Kriminell und ein korruptes Wort

Von Georg Brunold, du NO NEWS, 01.04.2001

Vom Sein lehrt Aristoteles, es werde in mehrfacher Bedeutung ausgesagt. Noch mehr Begriffe gibt es, den Geist nach Hegel, die Ware nach Marx, die Liebe nach Spinoza, das Sexuelle nach Freud, welche – so viel ist ihnen gemeinsam – die Schwerkraft von schwarzen Löchern entfalten und alles, was uns in diesem Universum je begegnen kann, verschlucken. Versuchen wir, für einen Augenblick unser Gesichtsfeld einzuschränken auf eine Vokabel wie «korrupt», und alsbald spüren wir, wie uns das schwerfällt.

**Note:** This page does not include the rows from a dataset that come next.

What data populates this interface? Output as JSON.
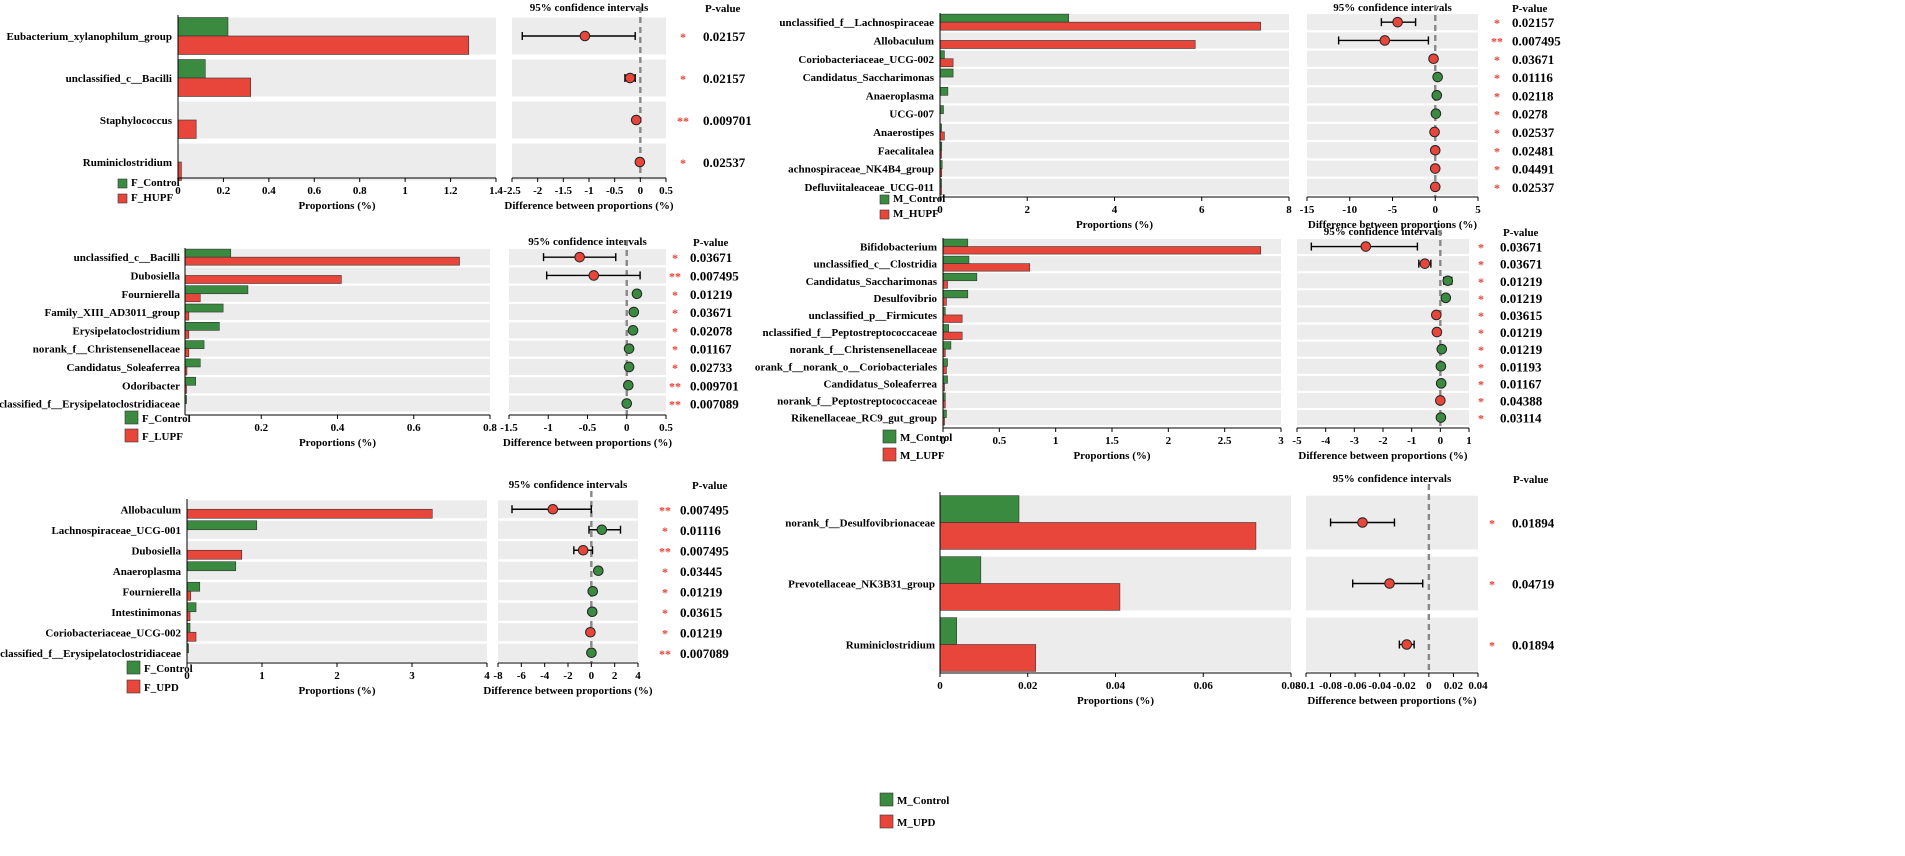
{
  "colors": {
    "control": "#3a8b3f",
    "treat": "#e8463a",
    "rowbg": "#ececec",
    "dash": "#888888"
  },
  "chart_data": [
    {
      "type": "bar",
      "panel": "female-hupf",
      "categories": [
        "Eubacterium_xylanophilum_group",
        "unclassified_c__Bacilli",
        "Staphylococcus",
        "Ruminiclostridium"
      ],
      "series": [
        {
          "name": "F_Control",
          "values": [
            0.22,
            0.12,
            0.0,
            0.0
          ]
        },
        {
          "name": "F_HUPF",
          "values": [
            1.28,
            0.32,
            0.08,
            0.015
          ]
        }
      ],
      "xlim": [
        0,
        1.4
      ],
      "xticks": [
        "0",
        "0.2",
        "0.4",
        "0.6",
        "0.8",
        "1",
        "1.2",
        "1.4"
      ],
      "xlabel": "Proportions (%)",
      "ci": {
        "title": "95% confidence intervals",
        "xlabel": "Difference between proportions (%)",
        "xlim": [
          -2.5,
          0.5
        ],
        "xticks": [
          "-2.5",
          "-2",
          "-1.5",
          "-1",
          "-0.5",
          "0",
          "0.5"
        ],
        "points": [
          {
            "est": -1.08,
            "lo": -2.3,
            "hi": -0.1,
            "group": "treat"
          },
          {
            "est": -0.2,
            "lo": -0.3,
            "hi": -0.1,
            "group": "treat"
          },
          {
            "est": -0.08,
            "lo": -0.08,
            "hi": -0.08,
            "group": "treat"
          },
          {
            "est": -0.01,
            "lo": -0.01,
            "hi": -0.01,
            "group": "treat"
          }
        ]
      },
      "pvalue_title": "P-value",
      "pvalues": [
        "0.02157",
        "0.02157",
        "0.009701",
        "0.02537"
      ],
      "stars": [
        "*",
        "*",
        "**",
        "*"
      ],
      "legend": [
        "F_Control",
        "F_HUPF"
      ]
    },
    {
      "type": "bar",
      "panel": "male-hupf",
      "categories": [
        "unclassified_f__Lachnospiraceae",
        "Allobaculum",
        "Coriobacteriaceae_UCG-002",
        "Candidatus_Saccharimonas",
        "Anaeroplasma",
        "UCG-007",
        "Anaerostipes",
        "Faecalitalea",
        "achnospiraceae_NK4B4_group",
        "Defluviitaleaceae_UCG-011"
      ],
      "series": [
        {
          "name": "M_Control",
          "values": [
            2.95,
            0.0,
            0.1,
            0.3,
            0.18,
            0.08,
            0.02,
            0.04,
            0.05,
            0.03
          ]
        },
        {
          "name": "M_HUPF",
          "values": [
            7.35,
            5.85,
            0.3,
            0.0,
            0.0,
            0.0,
            0.1,
            0.03,
            0.04,
            0.03
          ]
        }
      ],
      "xlim": [
        0,
        8
      ],
      "xticks": [
        "0",
        "2",
        "4",
        "6",
        "8"
      ],
      "xlabel": "Proportions (%)",
      "ci": {
        "title": "95% confidence intervals",
        "xlabel": "Difference between proportions (%)",
        "xlim": [
          -15,
          5
        ],
        "xticks": [
          "-15",
          "-10",
          "-5",
          "0",
          "5"
        ],
        "points": [
          {
            "est": -4.4,
            "lo": -6.3,
            "hi": -2.3,
            "group": "treat"
          },
          {
            "est": -5.9,
            "lo": -11.3,
            "hi": -0.8,
            "group": "treat"
          },
          {
            "est": -0.2,
            "lo": -0.2,
            "hi": -0.2,
            "group": "treat"
          },
          {
            "est": 0.28,
            "lo": 0.28,
            "hi": 0.28,
            "group": "control"
          },
          {
            "est": 0.18,
            "lo": 0.18,
            "hi": 0.18,
            "group": "control"
          },
          {
            "est": 0.08,
            "lo": 0.08,
            "hi": 0.08,
            "group": "control"
          },
          {
            "est": -0.08,
            "lo": -0.08,
            "hi": -0.08,
            "group": "treat"
          },
          {
            "est": 0.0,
            "lo": 0.0,
            "hi": 0.0,
            "group": "treat"
          },
          {
            "est": 0.0,
            "lo": 0.0,
            "hi": 0.0,
            "group": "treat"
          },
          {
            "est": 0.0,
            "lo": 0.0,
            "hi": 0.0,
            "group": "treat"
          }
        ]
      },
      "pvalue_title": "P-value",
      "pvalues": [
        "0.02157",
        "0.007495",
        "0.03671",
        "0.01116",
        "0.02118",
        "0.0278",
        "0.02537",
        "0.02481",
        "0.04491",
        "0.02537"
      ],
      "stars": [
        "*",
        "**",
        "*",
        "*",
        "*",
        "*",
        "*",
        "*",
        "*",
        "*"
      ],
      "legend": [
        "M_Control",
        "M_HUPF"
      ]
    },
    {
      "type": "bar",
      "panel": "female-lupf",
      "categories": [
        "unclassified_c__Bacilli",
        "Dubosiella",
        "Fournierella",
        "Family_XIII_AD3011_group",
        "Erysipelatoclostridium",
        "norank_f__Christensenellaceae",
        "Candidatus_Soleaferrea",
        "Odoribacter",
        "unclassified_f__Erysipelatoclostridiaceae"
      ],
      "series": [
        {
          "name": "F_Control",
          "values": [
            0.12,
            0.0,
            0.165,
            0.1,
            0.09,
            0.05,
            0.04,
            0.028,
            0.004
          ]
        },
        {
          "name": "F_LUPF",
          "values": [
            0.72,
            0.41,
            0.04,
            0.01,
            0.01,
            0.01,
            0.005,
            0.002,
            0.0
          ]
        }
      ],
      "xlim": [
        0,
        0.8
      ],
      "xticks": [
        "0.2",
        "0.4",
        "0.6",
        "0.8"
      ],
      "xlabel": "Proportions (%)",
      "ci": {
        "title": "95% confidence intervals",
        "xlabel": "Difference between proportions (%)",
        "xlim": [
          -1.5,
          0.5
        ],
        "xticks": [
          "-1.5",
          "-1",
          "-0.5",
          "0",
          "0.5"
        ],
        "points": [
          {
            "est": -0.6,
            "lo": -1.06,
            "hi": -0.14,
            "group": "treat"
          },
          {
            "est": -0.42,
            "lo": -1.02,
            "hi": 0.17,
            "group": "treat"
          },
          {
            "est": 0.13,
            "lo": 0.13,
            "hi": 0.13,
            "group": "control"
          },
          {
            "est": 0.09,
            "lo": 0.09,
            "hi": 0.09,
            "group": "control"
          },
          {
            "est": 0.08,
            "lo": 0.08,
            "hi": 0.08,
            "group": "control"
          },
          {
            "est": 0.03,
            "lo": 0.03,
            "hi": 0.03,
            "group": "control"
          },
          {
            "est": 0.03,
            "lo": 0.03,
            "hi": 0.03,
            "group": "control"
          },
          {
            "est": 0.02,
            "lo": 0.02,
            "hi": 0.02,
            "group": "control"
          },
          {
            "est": 0.0,
            "lo": 0.0,
            "hi": 0.0,
            "group": "control"
          }
        ]
      },
      "pvalue_title": "P-value",
      "pvalues": [
        "0.03671",
        "0.007495",
        "0.01219",
        "0.03671",
        "0.02078",
        "0.01167",
        "0.02733",
        "0.009701",
        "0.007089"
      ],
      "stars": [
        "*",
        "**",
        "*",
        "*",
        "*",
        "*",
        "*",
        "**",
        "**"
      ],
      "legend": [
        "F_Control",
        "F_LUPF"
      ]
    },
    {
      "type": "bar",
      "panel": "male-lupf",
      "categories": [
        "Bifidobacterium",
        "unclassified_c__Clostridia",
        "Candidatus_Saccharimonas",
        "Desulfovibrio",
        "unclassified_p__Firmicutes",
        "nclassified_f__Peptostreptococcaceae",
        "norank_f__Christensenellaceae",
        "orank_f__norank_o__Coriobacteriales",
        "Candidatus_Soleaferrea",
        "norank_f__Peptostreptococcaceae",
        "Rikenellaceae_RC9_gut_group"
      ],
      "series": [
        {
          "name": "M_Control",
          "values": [
            0.22,
            0.23,
            0.3,
            0.22,
            0.02,
            0.05,
            0.07,
            0.04,
            0.04,
            0.02,
            0.03
          ]
        },
        {
          "name": "M_LUPF",
          "values": [
            2.82,
            0.77,
            0.04,
            0.03,
            0.17,
            0.17,
            0.02,
            0.03,
            0.01,
            0.02,
            0.01
          ]
        }
      ],
      "xlim": [
        0,
        3
      ],
      "xticks": [
        "0",
        "0.5",
        "1",
        "1.5",
        "2",
        "2.5",
        "3"
      ],
      "xlabel": "Proportions (%)",
      "ci": {
        "title": "95% confidence intervals",
        "xlabel": "Difference between proportions (%)",
        "xlim": [
          -5,
          1
        ],
        "xticks": [
          "-5",
          "-4",
          "-3",
          "-2",
          "-1",
          "0",
          "1"
        ],
        "points": [
          {
            "est": -2.6,
            "lo": -4.5,
            "hi": -0.8,
            "group": "treat"
          },
          {
            "est": -0.54,
            "lo": -0.75,
            "hi": -0.33,
            "group": "treat"
          },
          {
            "est": 0.26,
            "lo": 0.12,
            "hi": 0.4,
            "group": "control"
          },
          {
            "est": 0.19,
            "lo": 0.19,
            "hi": 0.19,
            "group": "control"
          },
          {
            "est": -0.14,
            "lo": -0.14,
            "hi": -0.14,
            "group": "treat"
          },
          {
            "est": -0.12,
            "lo": -0.12,
            "hi": -0.12,
            "group": "treat"
          },
          {
            "est": 0.05,
            "lo": 0.05,
            "hi": 0.05,
            "group": "control"
          },
          {
            "est": 0.02,
            "lo": 0.02,
            "hi": 0.02,
            "group": "control"
          },
          {
            "est": 0.03,
            "lo": 0.03,
            "hi": 0.03,
            "group": "control"
          },
          {
            "est": 0.0,
            "lo": 0.0,
            "hi": 0.0,
            "group": "treat"
          },
          {
            "est": 0.02,
            "lo": 0.02,
            "hi": 0.02,
            "group": "control"
          }
        ]
      },
      "pvalue_title": "P-value",
      "pvalues": [
        "0.03671",
        "0.03671",
        "0.01219",
        "0.01219",
        "0.03615",
        "0.01219",
        "0.01219",
        "0.01193",
        "0.01167",
        "0.04388",
        "0.03114"
      ],
      "stars": [
        "*",
        "*",
        "*",
        "*",
        "*",
        "*",
        "*",
        "*",
        "*",
        "*",
        "*"
      ],
      "legend": [
        "M_Control",
        "M_LUPF"
      ]
    },
    {
      "type": "bar",
      "panel": "female-upd",
      "categories": [
        "Allobaculum",
        "Lachnospiraceae_UCG-001",
        "Dubosiella",
        "Anaeroplasma",
        "Fournierella",
        "Intestinimonas",
        "Coriobacteriaceae_UCG-002",
        "unclassified_f__Erysipelatoclostridiaceae"
      ],
      "series": [
        {
          "name": "F_Control",
          "values": [
            0.0,
            0.93,
            0.0,
            0.65,
            0.17,
            0.12,
            0.04,
            0.01
          ]
        },
        {
          "name": "F_UPD",
          "values": [
            3.27,
            0.0,
            0.73,
            0.0,
            0.05,
            0.04,
            0.12,
            0.0
          ]
        }
      ],
      "xlim": [
        0,
        4
      ],
      "xticks": [
        "0",
        "1",
        "2",
        "3",
        "4"
      ],
      "xlabel": "Proportions (%)",
      "ci": {
        "title": "95% confidence intervals",
        "xlabel": "Difference between proportions (%)",
        "xlim": [
          -8,
          4
        ],
        "xticks": [
          "-8",
          "-6",
          "-4",
          "-2",
          "0",
          "2",
          "4"
        ],
        "points": [
          {
            "est": -3.3,
            "lo": -6.8,
            "hi": 0.0,
            "group": "treat"
          },
          {
            "est": 0.9,
            "lo": -0.2,
            "hi": 2.5,
            "group": "control"
          },
          {
            "est": -0.7,
            "lo": -1.5,
            "hi": 0.1,
            "group": "treat"
          },
          {
            "est": 0.6,
            "lo": 0.6,
            "hi": 0.6,
            "group": "control"
          },
          {
            "est": 0.12,
            "lo": 0.12,
            "hi": 0.12,
            "group": "control"
          },
          {
            "est": 0.08,
            "lo": 0.08,
            "hi": 0.08,
            "group": "control"
          },
          {
            "est": -0.08,
            "lo": -0.08,
            "hi": -0.08,
            "group": "treat"
          },
          {
            "est": 0.01,
            "lo": 0.01,
            "hi": 0.01,
            "group": "control"
          }
        ]
      },
      "pvalue_title": "P-value",
      "pvalues": [
        "0.007495",
        "0.01116",
        "0.007495",
        "0.03445",
        "0.01219",
        "0.03615",
        "0.01219",
        "0.007089"
      ],
      "stars": [
        "**",
        "*",
        "**",
        "*",
        "*",
        "*",
        "*",
        "**"
      ],
      "legend": [
        "F_Control",
        "F_UPD"
      ]
    },
    {
      "type": "bar",
      "panel": "male-upd",
      "categories": [
        "norank_f__Desulfovibrionaceae",
        "Prevotellaceae_NK3B31_group",
        "Ruminiclostridium"
      ],
      "series": [
        {
          "name": "M_Control",
          "values": [
            0.018,
            0.0093,
            0.0038
          ]
        },
        {
          "name": "M_UPD",
          "values": [
            0.072,
            0.041,
            0.0218
          ]
        }
      ],
      "xlim": [
        0,
        0.08
      ],
      "xticks": [
        "0",
        "0.02",
        "0.04",
        "0.06",
        "0.08"
      ],
      "xlabel": "Proportions (%)",
      "ci": {
        "title": "95% confidence intervals",
        "xlabel": "Difference between proportions (%)",
        "xlim": [
          -0.1,
          0.04
        ],
        "xticks": [
          "-0.1",
          "-0.08",
          "-0.06",
          "-0.04",
          "-0.02",
          "0",
          "0.02",
          "0.04"
        ],
        "points": [
          {
            "est": -0.054,
            "lo": -0.08,
            "hi": -0.028,
            "group": "treat"
          },
          {
            "est": -0.032,
            "lo": -0.062,
            "hi": -0.005,
            "group": "treat"
          },
          {
            "est": -0.018,
            "lo": -0.024,
            "hi": -0.012,
            "group": "treat"
          }
        ]
      },
      "pvalue_title": "P-value",
      "pvalues": [
        "0.01894",
        "0.04719",
        "0.01894"
      ],
      "stars": [
        "*",
        "*",
        "*"
      ],
      "legend": [
        "M_Control",
        "M_UPD"
      ]
    }
  ]
}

«Korrupt» kurzerhand mit «bestechlich» gleichzusetzen wäre eine unzulässige Einengung des Begriffs, der durchaus ohne direkten Bezug auf Geld auskommt. Mit der weniger handgreiflichen Macht von Beziehungen breitet sich ein weites Feld aus, nicht nur überall, wo sich das Wort Geschäft etwa mit dem Wort Freundschaft verbindet, sondern genauso im Schacher um Positionen und Ämter. In manchen Ländern gewährt das Gesetz engsten Verwandten Straferlass wenn auch nicht für Beihilfe zu einem Verbrechen, so doch für dessen Deckung. So kann sich die Familie, dieses tragende Element der Gesellschaft, als Keimzelle der «Korruption» erweisen, und selbst als Inbegriff staatsbürgerlicher Tugenden verliert die Integrität – wohl der gefragte Gegenbegriff zu «Korruption»? – sich in Randbezirken, wo Loyalitäten besonderer und persönlicher Art unsere unbedingte Gesetzestreue Prioritäten unterwerfen. Für «Korruption» jedoch ist Gesetzesbeugung noch nicht einmal eine notwendige Bedingung, der Begriff muss grundsätzlich jede Form institutionalisierter Begünstigung oder Benachteiligung einschließen.

«Korrupt» nun ist in allererster Linie, nicht wahr, die «Dritte Welt». Sicher, längst nicht alles, was «Korruption» ist in der «Dritten Welt», ist Staat. Nicht bloß Schalterbeamte von Behörden oder Postboten sind gezwungen, tips und bribes zu nehmen, ohne die in keinem Sektor einer überleben würde. Aber alles, was dort Staat ist oder einmal war, ist «Korruption». Und angesichts der Verhältnisse in Ländern, wo die gefährlichste und destruktivste kriminelle Energie sich rund um die Staatsspitze konzentriert, käme es darauf an, die Verbrechen einzeln bei ihren korrekten und wohlbekannten Namen zu nennen: Bestechung und Nötigung, Veruntreuung und Unterschlagung, Diebstahl, Plünderung und Freiheitsberaubung, Folter und Mord. Statt dessen gibt es für so gut wie alles dieses eine Wort, im Singular: die «Korruption».

Der Begriff «Korruption» betreibt auf der einen Seite eine grobfahrlässige bis vorsätzliche Verharmlosung, welche schwerste Verbrechen gegen die gesamte Nation in den Rang einer administrativen Inkompetenz herabstuft. Der Unbegriff, der vielleicht häufiger noch als ein Verbrechen einen Akt purer Notwehr eben dagegen bezeichnet, kriminalisiert auf der anderen Seite ganze Gesellschaften, die im Überlebenskampf gegen ein kriminelles Regime tagtäglich ihr bewundernswertes Standvermögen beweisen. «Korruption» ist ein Fremdwort von exakt derselben distinktiven Kraft wie das Wort Schweinerei. Während es Recht und Gerechtigkeit fordern will, betreibt es das Gegenteil, zieht vor den Verbrechen und Gebrechen, die es charakterisieren soll, einen großen Vorhang, deponiert alles auf ein und demselben Müllhaufen, dessen Anblick es erspart, und man muss fragen, ob das Wort nicht selber etwas durchaus «Korruptes», ja beinahe etwas Kriminelles hat. Anders als beim Sein und seinem Begriff, die unentbehrlich sind, wäre eine Welt nicht erst ohne alle «Korruption», sondern schon ohne dieses Wort eine – wenn auch um eine Spur bloß – bessere Welt.